Various other algorithms and applications have been implemented on top of Bulk. The current library release includes a number of examples, such as simple implementations for the inner product, or the word count problem. Future releases of the library are planned to have additional features such as arbitrary data distributions, which is already available as an experimental feature. Furthermore, an open-source application in computed tomography, Tomos, has been developed on top of Bulk, illustrating that the library can be used for the implementation of more complicated software.

4.1 Bulk vs. BSPlib

We believe the main goal of Bulk, which is to improve memory safety, portability, code reuse, and ease of implementation compared to BSPlib, has been largely achieved. In Listing 6, we show a Bulk and a BSPlib implementation of a common operation. The Bulk implementation avoids the use of raw pointers, uses generic objects, requires significantly fewer lines of code, and is more readable.

figure g

We compare the performance of Bulk to a state-of-the-art BSPlib implementation, MulticoreBSP for C (MCBSP) [5], version 2.0.3 released in May 2018. We use the implementations of BSPedupack [25], version 2.0.0-beta, as the basis of our BSPlib programs.

Table 4 shows the performance of Bulk compared to BSPlib. For sorting, the Bulk implementation is significantly faster, presumably because the internal sorting algorithm used is different. The Bulk implementation uses the sorting algorithm from the C++ standard library, whereas the BSPlib implementation uses the quicksort from the C standard library. The BSPedupack FFT implementation has been modified to use FFTW for the sequential kernel. For the FFT, MCBSP outperforms Bulk slightly on larger problem sizes.

Table 4. Comparing implementations of BSPedupack running on top of MCBSP, to our implementations on top of Bulk.

In Table 5, the BSP parameters are measured for Bulk and MCBSP. The computation rate r is measured by applying a simple arithmetic transformation involving two multiplications, one addition and one subtraction, to an array of \(2^{23}\) double-precision floating-point numbers. The latency l is measured by averaging over 100 bulk synchronizations without communication. The communication-to-computation ratio g is measured by communicating subarrays of various sizes, consisting of up to \(10^7\) double-precision floating-point numbers, between various processor pairs.
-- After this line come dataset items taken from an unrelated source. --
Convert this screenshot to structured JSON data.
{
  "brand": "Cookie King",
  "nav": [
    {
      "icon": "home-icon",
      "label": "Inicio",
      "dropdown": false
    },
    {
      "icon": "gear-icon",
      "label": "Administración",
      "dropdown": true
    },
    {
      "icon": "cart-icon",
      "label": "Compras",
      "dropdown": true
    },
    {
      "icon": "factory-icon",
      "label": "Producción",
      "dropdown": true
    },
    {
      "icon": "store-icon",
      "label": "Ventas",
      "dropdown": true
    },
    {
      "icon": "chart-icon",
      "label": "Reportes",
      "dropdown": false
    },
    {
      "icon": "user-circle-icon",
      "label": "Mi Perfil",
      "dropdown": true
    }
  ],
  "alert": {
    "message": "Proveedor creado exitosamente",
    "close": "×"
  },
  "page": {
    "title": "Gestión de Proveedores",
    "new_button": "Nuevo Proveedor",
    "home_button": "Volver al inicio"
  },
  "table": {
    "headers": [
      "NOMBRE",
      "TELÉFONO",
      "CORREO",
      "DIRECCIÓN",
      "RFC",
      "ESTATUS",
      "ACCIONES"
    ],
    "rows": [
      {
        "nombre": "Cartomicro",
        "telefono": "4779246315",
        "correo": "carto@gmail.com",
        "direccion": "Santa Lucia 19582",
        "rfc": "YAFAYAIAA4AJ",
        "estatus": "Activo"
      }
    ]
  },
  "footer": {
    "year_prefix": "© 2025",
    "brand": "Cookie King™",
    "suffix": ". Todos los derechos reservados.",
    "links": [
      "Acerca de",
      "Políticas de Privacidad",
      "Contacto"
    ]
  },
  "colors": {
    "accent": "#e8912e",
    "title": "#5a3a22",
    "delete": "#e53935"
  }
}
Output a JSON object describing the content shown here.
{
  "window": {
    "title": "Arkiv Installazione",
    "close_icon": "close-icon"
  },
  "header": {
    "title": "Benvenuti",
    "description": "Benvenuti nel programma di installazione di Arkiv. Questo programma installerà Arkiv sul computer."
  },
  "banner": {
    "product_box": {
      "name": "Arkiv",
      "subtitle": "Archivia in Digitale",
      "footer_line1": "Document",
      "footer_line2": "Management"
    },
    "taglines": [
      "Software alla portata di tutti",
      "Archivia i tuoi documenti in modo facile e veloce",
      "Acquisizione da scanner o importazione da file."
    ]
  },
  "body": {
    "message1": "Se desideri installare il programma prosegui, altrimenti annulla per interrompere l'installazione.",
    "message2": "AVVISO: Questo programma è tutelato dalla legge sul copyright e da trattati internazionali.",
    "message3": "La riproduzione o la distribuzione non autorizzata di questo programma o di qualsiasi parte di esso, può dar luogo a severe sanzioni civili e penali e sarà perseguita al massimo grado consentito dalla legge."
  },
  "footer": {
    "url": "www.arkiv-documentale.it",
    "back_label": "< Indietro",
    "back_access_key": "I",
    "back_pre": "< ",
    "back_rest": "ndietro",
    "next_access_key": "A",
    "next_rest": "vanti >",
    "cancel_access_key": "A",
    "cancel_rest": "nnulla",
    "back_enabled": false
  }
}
The MCBSP library uses a barrier based on a spinlock mechanism by default. This barrier gives better performance, leading to a low value for l. Alternatively, a more energy-efficient barrier based on a mutex can be used, which is similar to the barrier that is implemented in the C++ backend for Bulk. With this choice, the latency of MCBSP and Bulk are comparable. MCBSP is able to obtain a better value for g. We plan to include a spinlock barrier in a future release of Bulk, and to improve the communication performance further.

Table 5. The BSP parameters for MCBSP and the C++ thread backend for Bulk.

5 Conclusion

We present Bulk, a modern BSP interface and library implementation with many desirable features such as memory safety, support for generic implementations of algorithms, portability, and encapsulated state, and show that it allows for clear and concise implementations of BSP algorithms. Furthermore, we show the scalability of two important applications implemented in Bulk by providing experimental results. Even though both algorithms have \(\mathcal {O}(n \log n)\) complexity, and nearly all input data have to be communicated during the algorithm, we still are able to obtain good speedups with our straightforward implementations. The performance of Bulk is close to that of a state-of-the-art BSPlib implementation, except for the mutex-based barrier.